For years, I've had good intentions to read all six books, but never added any more to my TBR shelf than a pretty folio edition of The Last Chronicle of Barset, the final volume. So I finally got the audiobooks from my library and have been reading them with my ears, starting with The Warden. (I am a big fan of audiobooks, especially when it comes to older "classics," as I explain here.)
The Warden was very good, but Barchester Towers is even better. It has a complex but not difficult story, the characters are over-the-top, and Trollope brilliantly clever.
This is my first time participating in Thursday Tea, a weekly event hosted by Anastasia at her Birdbrain(ed) Book Blog.
I get to participate this week because, for once, I'm at home on a Thursday.

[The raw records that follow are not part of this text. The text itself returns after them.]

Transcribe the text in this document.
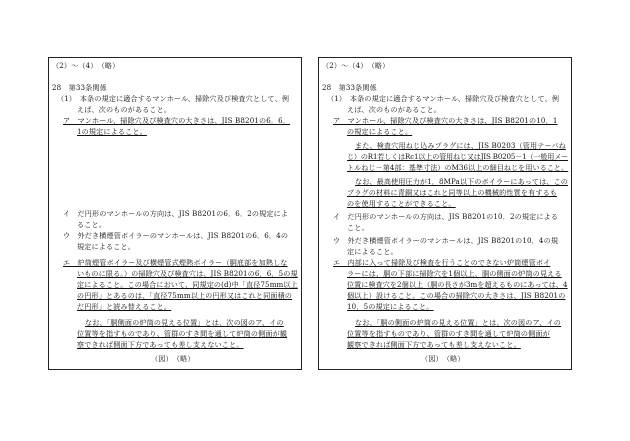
（2）～（4）　（略）

28　第33条関係

（1）　本条の規定に適合するマンホール、掃除穴及び検査穴として、例

えば、次のものがあること。

ア　マンホール、掃除穴及び検査穴の大きさは、JIS B8201の6．6．

1の規定によること。

イ　だ円形のマンホールの方向は、JIS B8201の6．6．2の規定によ

ること。

ウ　外だき横煙管ボイラーのマンホールは、JIS B8201の6．6．4の

規定によること。

エ　炉筒煙管ボイラー及び横煙管式煙熱ボイラー（胴底部を加熱しな

いものに限る。）の掃除穴及び検査穴は、JIS B8201の6．6．5の規

定によること。この場合において、同規定の(d)中「直径75mm以上

の円形」とあるのは、「直径75mm以上の円形又はこれと同面積の

だ円形」と読み替えること。

なお、「胴側面の炉筒の見える位置」とは、次の図のア、イの

位置等を指すものであり、管群のすき間を通して炉筒の側面が観

察できれば側面下方であっても差し支えないこと。

（図）　（略）

（2）～（4）　（略）

28　第33条関係

（1）　本条の規定に適合するマンホール、掃除穴及び検査穴として、例

えば、次のものがあること。

ア　マンホール、掃除穴及び検査穴の大きさは、JIS B8201の10．1

の規定によること。

また、検査穴用ねじ込みプラグには、JIS B0203（管用テーパね

じ）のR1若しくはRc1以上の管用ねじ又はJIS B0205－1（一般用メー

トルねじ－第4部：基準寸法）のM36以上の細目ねじを用いること。

なお、最高使用圧力が1．8MPa以下のボイラーにあっては、この

プラグの材料に青銅又はこれと同等以上の機械的性質を有するも

のを使用することができること。

イ　だ円形のマンホールの方向は、JIS B8201の10．2の規定による

こと。

ウ　外だき横煙管ボイラーのマンホールは、JIS B8201の10．4の規

定によること。

エ　内部に入って掃除及び検査を行うことのできない炉筒煙管ボイ

ラーには、胴の下部に掃除穴を1個以上、胴の側面の炉筒の見える

位置に検査穴を2個以上（胴の長さが3mを超えるものにあっては、4

個以上）設けること。この場合の掃除穴の大きさは、JIS B8201の

10．5の規定によること。

なお、「胴の側面の炉筒の見える位置」とは、次の図のア、イの

位置等を指すものであり、管群のすき間を通して炉筒の側面が

観察できれば側面下方であっても差し支えないこと。

（図）　（略）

I'm taking a Bon Bon Day, as my sister and I call them. (Don't tell my law partners I'm playing hooky.) So I am listening to Trollope while I putter in the garden, organizing my craft room, and play with the Jazz Cats.
And I'm drinking cup after cup of Earl Grey. Hubby prefers this particular blend of Irish Breakfast, which is my daily drinker as well. But when he's not around, I hit the Earl Grey.